Lately I’ve been thinking about love. As I move toward divorce I still have a strong connection to my partner. I’ve been peering deeply into this. Deeper than hurt and resentment, deeper than contempt which surely kills a relationship. (http://www.gottmanblog.com/four-horsemen/) As the other artifacts fall away something essential remains. What do I mean when I say I love you?
I’m talking about that gritty, tenacious, totally human, messy type of love. The thing that acknowledges change over time, expands and contracts. I’m not talking about sentiment. I’m talking about the way we show up for ourselves and each other that defies logic. That which is unshaken by disappointment, bad behavior, personality conflicts, hurt feelings, pettiness. The thing that grows over time and remains. I can’t help it, can’t stop it.
Love is all you need?
Love is not all you need, and nowhere near all you get. Love shows up along with attachment, neediness, manipulation, fear of abandonment, possession, expectation, implication, exclusion.
Love is the excuse for a million things that are not love.
Love comes packaged with hurt. I’ve been asked if there isn’t a way to love without being vulnerable. Nope. It’s the same channel, straight to your most tender places. Open for love equals open for hurt.
It’s easy to love from a distance. As you get closer you start to notice things. Annoying things. Things that you don’t love, but it’s a package deal, isn’t it? Love me, love my warts. That’s our basic predicament.
Unconditional love?
As soon as someone starts to matter, conditions show up. Love becomes a way to prove something: my worth, your worth, the validity of my choices, emotional purity. A call for unconditional love is striving for selflessness in a mostly selfish, very flawed human with wants and needs and fears up the wazoo. Expecting unconditional love from a partner is a good way to stay lonely.
True love?
True Love implies false love. It might be true lust instead, and we know that lust is notoriously fickle. We mistake lust for love. We then attach specific behaviors to love. “I only do that with someone I love.” “I can’t do that with someone I love.” “If you loved me you would….” “If you loved me you wouldn’t….” We even call our sex partners “lovers.”

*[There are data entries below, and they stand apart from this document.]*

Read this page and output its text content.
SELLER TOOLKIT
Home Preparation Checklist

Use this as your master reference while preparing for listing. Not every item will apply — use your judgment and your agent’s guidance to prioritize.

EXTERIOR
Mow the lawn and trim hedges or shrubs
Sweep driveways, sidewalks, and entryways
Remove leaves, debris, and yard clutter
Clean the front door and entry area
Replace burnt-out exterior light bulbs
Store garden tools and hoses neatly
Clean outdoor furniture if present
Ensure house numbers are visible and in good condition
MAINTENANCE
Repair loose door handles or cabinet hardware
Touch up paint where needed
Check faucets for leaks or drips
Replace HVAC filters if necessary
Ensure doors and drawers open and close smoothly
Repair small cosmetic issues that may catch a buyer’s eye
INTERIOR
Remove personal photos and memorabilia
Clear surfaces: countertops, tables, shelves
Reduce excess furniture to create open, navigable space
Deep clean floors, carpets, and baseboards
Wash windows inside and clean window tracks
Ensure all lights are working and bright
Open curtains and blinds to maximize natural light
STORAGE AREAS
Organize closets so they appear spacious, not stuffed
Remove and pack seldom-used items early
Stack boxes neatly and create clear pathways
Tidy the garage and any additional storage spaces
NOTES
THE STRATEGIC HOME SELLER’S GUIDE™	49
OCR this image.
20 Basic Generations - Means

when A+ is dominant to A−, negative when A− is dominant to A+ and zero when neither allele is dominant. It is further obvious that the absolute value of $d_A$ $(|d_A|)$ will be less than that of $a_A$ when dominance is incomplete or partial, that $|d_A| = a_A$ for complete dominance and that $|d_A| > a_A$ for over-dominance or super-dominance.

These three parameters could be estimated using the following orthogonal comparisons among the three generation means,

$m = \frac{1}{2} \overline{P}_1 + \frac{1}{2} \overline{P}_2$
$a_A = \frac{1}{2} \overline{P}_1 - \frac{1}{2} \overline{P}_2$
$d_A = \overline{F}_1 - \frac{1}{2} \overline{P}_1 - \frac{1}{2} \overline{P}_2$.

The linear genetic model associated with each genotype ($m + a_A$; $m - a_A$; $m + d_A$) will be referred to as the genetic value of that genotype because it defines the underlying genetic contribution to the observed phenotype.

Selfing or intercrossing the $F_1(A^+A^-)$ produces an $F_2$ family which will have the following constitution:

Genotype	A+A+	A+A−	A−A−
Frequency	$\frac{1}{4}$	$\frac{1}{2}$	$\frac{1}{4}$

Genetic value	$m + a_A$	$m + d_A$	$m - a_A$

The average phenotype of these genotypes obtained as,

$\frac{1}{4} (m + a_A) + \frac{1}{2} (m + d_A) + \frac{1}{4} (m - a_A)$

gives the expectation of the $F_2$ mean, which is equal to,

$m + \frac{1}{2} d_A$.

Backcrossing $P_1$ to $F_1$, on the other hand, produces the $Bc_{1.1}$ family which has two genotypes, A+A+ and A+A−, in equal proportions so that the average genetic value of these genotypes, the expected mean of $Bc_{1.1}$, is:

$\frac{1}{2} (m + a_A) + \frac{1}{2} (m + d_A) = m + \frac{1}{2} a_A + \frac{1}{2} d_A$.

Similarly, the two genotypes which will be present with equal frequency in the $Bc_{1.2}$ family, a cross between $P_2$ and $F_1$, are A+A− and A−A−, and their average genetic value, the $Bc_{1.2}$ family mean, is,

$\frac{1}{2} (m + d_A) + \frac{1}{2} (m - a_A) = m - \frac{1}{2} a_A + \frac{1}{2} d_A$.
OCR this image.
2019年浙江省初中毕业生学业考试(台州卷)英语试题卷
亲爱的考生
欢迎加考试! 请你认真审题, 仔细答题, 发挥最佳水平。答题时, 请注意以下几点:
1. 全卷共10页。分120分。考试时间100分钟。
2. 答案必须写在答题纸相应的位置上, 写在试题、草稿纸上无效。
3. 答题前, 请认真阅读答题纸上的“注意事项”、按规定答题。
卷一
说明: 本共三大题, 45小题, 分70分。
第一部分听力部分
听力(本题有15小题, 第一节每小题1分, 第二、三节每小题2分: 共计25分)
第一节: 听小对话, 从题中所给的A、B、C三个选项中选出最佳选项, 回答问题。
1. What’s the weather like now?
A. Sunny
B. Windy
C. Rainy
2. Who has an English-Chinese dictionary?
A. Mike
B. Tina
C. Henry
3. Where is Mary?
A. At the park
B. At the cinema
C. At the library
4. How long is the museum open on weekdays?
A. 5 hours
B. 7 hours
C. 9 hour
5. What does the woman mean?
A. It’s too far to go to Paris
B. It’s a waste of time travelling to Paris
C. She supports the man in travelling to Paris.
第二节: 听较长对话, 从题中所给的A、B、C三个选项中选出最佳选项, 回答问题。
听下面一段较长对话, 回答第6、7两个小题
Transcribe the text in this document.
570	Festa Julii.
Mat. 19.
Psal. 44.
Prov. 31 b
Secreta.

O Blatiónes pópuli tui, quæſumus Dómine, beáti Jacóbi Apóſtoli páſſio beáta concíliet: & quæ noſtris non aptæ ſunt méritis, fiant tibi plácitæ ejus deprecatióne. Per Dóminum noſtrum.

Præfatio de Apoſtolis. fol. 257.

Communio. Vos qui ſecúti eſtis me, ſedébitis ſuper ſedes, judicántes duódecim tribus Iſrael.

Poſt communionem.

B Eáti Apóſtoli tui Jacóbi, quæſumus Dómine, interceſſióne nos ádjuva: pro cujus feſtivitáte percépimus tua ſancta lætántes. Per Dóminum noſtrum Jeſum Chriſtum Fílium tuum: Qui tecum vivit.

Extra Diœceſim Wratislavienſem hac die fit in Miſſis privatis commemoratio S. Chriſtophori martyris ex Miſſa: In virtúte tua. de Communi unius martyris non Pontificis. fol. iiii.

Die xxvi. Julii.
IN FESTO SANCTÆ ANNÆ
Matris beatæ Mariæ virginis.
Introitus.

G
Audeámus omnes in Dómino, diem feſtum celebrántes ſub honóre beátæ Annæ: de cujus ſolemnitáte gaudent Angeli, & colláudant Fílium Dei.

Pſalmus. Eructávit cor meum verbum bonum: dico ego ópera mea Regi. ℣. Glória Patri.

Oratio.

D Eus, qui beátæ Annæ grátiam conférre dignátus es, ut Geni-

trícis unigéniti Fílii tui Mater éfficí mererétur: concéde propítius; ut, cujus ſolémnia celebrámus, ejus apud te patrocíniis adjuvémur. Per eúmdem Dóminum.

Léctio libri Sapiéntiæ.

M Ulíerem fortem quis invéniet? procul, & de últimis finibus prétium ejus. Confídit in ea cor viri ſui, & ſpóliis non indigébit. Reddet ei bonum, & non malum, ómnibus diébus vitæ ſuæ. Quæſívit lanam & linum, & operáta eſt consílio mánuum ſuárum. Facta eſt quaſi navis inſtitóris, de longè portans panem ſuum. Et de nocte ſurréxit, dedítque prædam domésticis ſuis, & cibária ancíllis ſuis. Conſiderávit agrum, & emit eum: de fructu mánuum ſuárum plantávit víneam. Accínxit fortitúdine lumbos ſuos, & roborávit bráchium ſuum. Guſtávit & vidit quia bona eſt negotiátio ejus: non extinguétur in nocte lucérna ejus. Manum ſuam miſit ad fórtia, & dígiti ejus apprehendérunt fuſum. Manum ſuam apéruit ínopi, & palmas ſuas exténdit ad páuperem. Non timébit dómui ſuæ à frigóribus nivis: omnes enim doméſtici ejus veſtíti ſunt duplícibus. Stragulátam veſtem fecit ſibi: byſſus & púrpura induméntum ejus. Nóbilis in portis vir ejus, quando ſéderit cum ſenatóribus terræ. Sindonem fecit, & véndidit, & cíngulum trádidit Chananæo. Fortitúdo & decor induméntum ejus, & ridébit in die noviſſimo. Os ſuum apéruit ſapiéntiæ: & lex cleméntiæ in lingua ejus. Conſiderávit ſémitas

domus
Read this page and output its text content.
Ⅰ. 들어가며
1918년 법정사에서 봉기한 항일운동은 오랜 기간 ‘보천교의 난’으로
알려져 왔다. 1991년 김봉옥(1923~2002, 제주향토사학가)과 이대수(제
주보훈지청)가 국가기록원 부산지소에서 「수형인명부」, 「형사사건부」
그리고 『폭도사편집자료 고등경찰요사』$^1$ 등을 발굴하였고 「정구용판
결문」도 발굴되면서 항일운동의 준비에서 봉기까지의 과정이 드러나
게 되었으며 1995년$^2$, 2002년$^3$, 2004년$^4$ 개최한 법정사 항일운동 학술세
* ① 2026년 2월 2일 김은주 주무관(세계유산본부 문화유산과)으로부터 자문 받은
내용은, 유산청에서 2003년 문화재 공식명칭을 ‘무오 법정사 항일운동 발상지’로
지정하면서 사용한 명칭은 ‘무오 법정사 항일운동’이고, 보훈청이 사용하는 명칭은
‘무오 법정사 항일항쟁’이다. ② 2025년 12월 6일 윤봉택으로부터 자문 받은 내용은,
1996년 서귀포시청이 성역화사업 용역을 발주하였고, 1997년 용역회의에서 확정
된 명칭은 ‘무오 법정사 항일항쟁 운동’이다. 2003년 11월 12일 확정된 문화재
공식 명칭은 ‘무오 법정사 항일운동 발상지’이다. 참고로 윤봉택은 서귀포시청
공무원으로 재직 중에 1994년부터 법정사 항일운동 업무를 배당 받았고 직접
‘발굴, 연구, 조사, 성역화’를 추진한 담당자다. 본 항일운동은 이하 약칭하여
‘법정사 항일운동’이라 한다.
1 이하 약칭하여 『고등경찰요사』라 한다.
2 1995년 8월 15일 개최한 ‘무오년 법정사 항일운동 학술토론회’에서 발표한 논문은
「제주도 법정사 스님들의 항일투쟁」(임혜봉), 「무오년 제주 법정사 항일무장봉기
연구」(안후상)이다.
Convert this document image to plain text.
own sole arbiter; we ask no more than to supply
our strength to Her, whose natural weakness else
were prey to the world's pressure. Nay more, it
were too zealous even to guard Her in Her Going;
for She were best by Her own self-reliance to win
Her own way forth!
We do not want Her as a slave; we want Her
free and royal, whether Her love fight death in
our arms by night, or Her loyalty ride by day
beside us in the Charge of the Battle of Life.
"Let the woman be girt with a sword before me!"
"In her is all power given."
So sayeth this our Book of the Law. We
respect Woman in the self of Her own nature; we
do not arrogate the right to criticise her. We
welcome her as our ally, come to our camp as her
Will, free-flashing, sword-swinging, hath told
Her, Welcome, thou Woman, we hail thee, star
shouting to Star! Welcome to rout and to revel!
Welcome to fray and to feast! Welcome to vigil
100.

A friend was having an affair with a married man. She scared the hell out of him by telling him “I only have sex with people I love, so I guess I love you.” That was the last thing she got to say to him.
How can we tell true from false? How long do you have to wait to find out if you’ve been fooling yourself or someone’s been fooling you?
Real life love.
This love doesn’t expect anything in return. (Sometimes I don’t even tell the person I feel this with.) Do I say this lightly? Sometimes, when it feels light. Love is easy for me, it’s a natural function close to happiness.
So what do I mean when I say I love you? I refer to the entity that lives between us. It connects me to you. A living thing that has arisen out of the very center of me and winds its way to you, seeking your depth. Some part of me is willing to sidle up to you, to get close enough to be hurt. Exposed. Intimate. Perhaps this tender, young thing matures into the gritty, tenacious thing with time and experience.
Perhaps it is true, and unconditional too.